XLIV. Não tendo investigado claramente os factos relevantes, o IH incorreu em erro nos pressupostos de facto, fazendo com que enferme de vício a decisão proferida no exercício de poder discricionário administrativo que lhe é conferido;
XLV. Estes entendimentos também são reconhecidos pela prática judicial de Macau, como o Acórdão proferido pelo Tribunal de Segunda Instância no Processo n.º 753/2021;
XLVI. E no Acórdão proferido no Processo n.º 609/2021, o Tribunal de Segunda Instância referiu: “o princípio do inquisitório não é de alcance ilimitado, o qual é limitado pelo princípio de economia e celeridade processual.

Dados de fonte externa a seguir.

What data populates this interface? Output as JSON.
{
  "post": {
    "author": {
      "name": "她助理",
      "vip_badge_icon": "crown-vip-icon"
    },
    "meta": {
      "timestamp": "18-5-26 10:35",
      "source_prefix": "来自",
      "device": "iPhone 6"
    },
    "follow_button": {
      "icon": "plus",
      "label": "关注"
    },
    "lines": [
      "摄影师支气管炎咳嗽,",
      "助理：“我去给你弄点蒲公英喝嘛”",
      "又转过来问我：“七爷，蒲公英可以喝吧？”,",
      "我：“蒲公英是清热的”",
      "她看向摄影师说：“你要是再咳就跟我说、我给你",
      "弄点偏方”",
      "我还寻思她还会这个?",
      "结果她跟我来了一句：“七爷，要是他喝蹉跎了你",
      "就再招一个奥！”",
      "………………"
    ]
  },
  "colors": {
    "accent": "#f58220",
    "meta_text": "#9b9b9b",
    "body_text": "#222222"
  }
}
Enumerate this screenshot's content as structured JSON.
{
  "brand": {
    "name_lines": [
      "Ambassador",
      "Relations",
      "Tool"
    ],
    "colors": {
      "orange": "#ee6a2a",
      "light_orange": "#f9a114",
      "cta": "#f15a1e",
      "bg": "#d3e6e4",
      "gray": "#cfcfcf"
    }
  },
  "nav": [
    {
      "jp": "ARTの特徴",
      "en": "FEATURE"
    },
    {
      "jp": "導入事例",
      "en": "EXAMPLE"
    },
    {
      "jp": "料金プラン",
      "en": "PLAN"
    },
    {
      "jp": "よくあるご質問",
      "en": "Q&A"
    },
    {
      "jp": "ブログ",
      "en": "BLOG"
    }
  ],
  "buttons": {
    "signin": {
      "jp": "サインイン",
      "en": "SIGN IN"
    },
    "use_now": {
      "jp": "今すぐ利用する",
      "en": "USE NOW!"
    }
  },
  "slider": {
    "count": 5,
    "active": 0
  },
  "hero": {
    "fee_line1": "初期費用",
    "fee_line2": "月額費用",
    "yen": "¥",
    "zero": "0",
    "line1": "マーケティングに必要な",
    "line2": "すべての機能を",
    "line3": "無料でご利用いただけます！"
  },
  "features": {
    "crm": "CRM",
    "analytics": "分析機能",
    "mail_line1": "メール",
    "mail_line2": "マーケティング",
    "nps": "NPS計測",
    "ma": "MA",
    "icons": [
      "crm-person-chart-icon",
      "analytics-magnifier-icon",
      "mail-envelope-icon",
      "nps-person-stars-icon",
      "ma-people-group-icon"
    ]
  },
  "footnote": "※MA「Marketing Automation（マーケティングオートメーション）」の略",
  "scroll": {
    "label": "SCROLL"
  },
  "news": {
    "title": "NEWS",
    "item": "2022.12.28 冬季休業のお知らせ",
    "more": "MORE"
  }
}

Só a omissão na investigação dos factos relevantes para a “justa e rápida decisão” é que causa deficit de instrução ou erro nos pressupostos de facto que podem produzir o efeito invalidamente (dos actos administrativos).”;
XLVII. Pelos fundamentos acima expostos, solicita aos MM.ºs Juízes que admitam os fundamentos acima referidos, julguem que exista vício na decisão proferida pelo Tribunal Recorrido por não considerar que o IH não exerceu o seu poder de investigação, fazendo com que a sua decisão se baseasse numa base factual incompleta ou erro nos pressupostos de facto, e em consequência, anulem a sentença recorrida.

Contra-alegando veio o Recorrido pugnar para que fosse negado provimento ao recurso, não apresentando, contudo, conclusões.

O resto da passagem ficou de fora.